Did my first cheese smoke alstnight. Do not know why I wated so long to do this.Out side temp was 65* inside smoker temp was 69*. Smoked the cheese for 2.5 hrs per Gary`s advise. Now the wait...Thanks for looking..













food 006.JPG



__ roller
__ Sep 21, 2012


















food 009.JPG



__ roller
__ Sep 21, 2012


















food 010.JPG



__ roller
__ Sep 21, 2012


----------



## chef jimmyj (Sep 21, 2012)

I have not done Cheese in a long time but I got to get some now that the outside temps are perfect. Looks like you had a great run. The wait is long but I can attest to how much better it is the longer you wait. If you decide you like it, next time do a lot. I was blown away by how long it keeps under refrigeration. I had a piece in a Ziplock bag get lost in the refer and was great 3 months later. There are posts of guys that have it keep for years!...JJ


----------



## sound1 (Sep 21, 2012)

My wife says the Pepper Jack is my favorite.


----------



## chef jimmyj (Sep 21, 2012)

Sound1 said:


> My wife says the Pepper Jack is my favorite.


 
	

	
	
		
		



		
			






Sorry to laugh but...Did you forget which you like best!?!...JJ


----------



## roller (Sep 21, 2012)

Thanks guys...can`t wait to try it..


----------



## scarbelly (Sep 21, 2012)

Looks like it came out great. Now the wait is on


----------



## BGKYSmoker (Sep 21, 2012)

Well done my friend.


----------



## roller (Sep 21, 2012)

nepas said:


> Well done my friend.





Scarbelly said:


> Looks like it came out great. Now the wait is on


Thanks guys and the wait will be a long one...because I have to look at it everytime I open the frig door...


----------



## driedstick (Sep 21, 2012)

Lookin good what flavor of wood did you smoke with apple chery pit masters blend or what I'm doing some tonight also.


----------



## roller (Sep 23, 2012)

driedstick said:


> Lookin good what flavor of wood did you smoke with apple chery pit masters blend or what I'm doing some tonight also.

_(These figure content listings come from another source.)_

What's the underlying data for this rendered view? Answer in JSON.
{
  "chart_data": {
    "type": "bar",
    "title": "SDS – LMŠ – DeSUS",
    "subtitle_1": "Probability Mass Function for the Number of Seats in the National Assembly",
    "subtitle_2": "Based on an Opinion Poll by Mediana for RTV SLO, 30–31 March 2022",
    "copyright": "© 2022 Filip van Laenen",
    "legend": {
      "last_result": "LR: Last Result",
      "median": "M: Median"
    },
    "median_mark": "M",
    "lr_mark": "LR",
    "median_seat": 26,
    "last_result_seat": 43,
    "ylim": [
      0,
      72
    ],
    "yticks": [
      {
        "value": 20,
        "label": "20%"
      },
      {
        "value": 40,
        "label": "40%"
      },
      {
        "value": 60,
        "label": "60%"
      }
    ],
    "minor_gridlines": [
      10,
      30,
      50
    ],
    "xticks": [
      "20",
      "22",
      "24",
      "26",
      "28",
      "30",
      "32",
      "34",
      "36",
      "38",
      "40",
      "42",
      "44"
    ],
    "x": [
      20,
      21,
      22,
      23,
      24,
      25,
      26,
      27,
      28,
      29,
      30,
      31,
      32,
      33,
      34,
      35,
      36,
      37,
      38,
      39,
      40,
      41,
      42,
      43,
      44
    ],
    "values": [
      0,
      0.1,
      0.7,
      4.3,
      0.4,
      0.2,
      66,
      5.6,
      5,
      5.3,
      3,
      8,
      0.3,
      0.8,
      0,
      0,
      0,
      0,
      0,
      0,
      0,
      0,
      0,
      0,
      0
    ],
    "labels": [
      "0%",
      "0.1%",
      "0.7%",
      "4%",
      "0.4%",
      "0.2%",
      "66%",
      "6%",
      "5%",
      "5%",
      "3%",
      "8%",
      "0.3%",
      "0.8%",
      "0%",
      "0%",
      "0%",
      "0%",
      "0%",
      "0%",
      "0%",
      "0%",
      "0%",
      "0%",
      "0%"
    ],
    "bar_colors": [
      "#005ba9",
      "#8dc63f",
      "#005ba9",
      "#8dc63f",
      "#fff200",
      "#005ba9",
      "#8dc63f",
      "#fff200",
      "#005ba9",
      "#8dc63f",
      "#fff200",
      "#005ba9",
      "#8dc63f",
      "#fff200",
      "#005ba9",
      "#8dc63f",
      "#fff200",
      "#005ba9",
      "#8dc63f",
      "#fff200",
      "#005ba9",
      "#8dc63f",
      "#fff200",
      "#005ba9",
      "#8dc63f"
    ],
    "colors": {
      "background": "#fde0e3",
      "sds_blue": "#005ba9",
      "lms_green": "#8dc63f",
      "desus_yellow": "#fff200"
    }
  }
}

Thanks I used Hickory Pellets and smoked for 2.5 hrs ..


----------



## smokinhusker (Sep 24, 2012)

Looks outstanding! The wait is the killer...so now I smoke some when I get down to 2-3 packages so it's mellowed out when I run out!


----------



## roller (Sep 25, 2012)

Some of this cheese that I have looked at is real expensive..


----------



## scarbelly (Sep 26, 2012)

That is the fun - trying new stuff


----------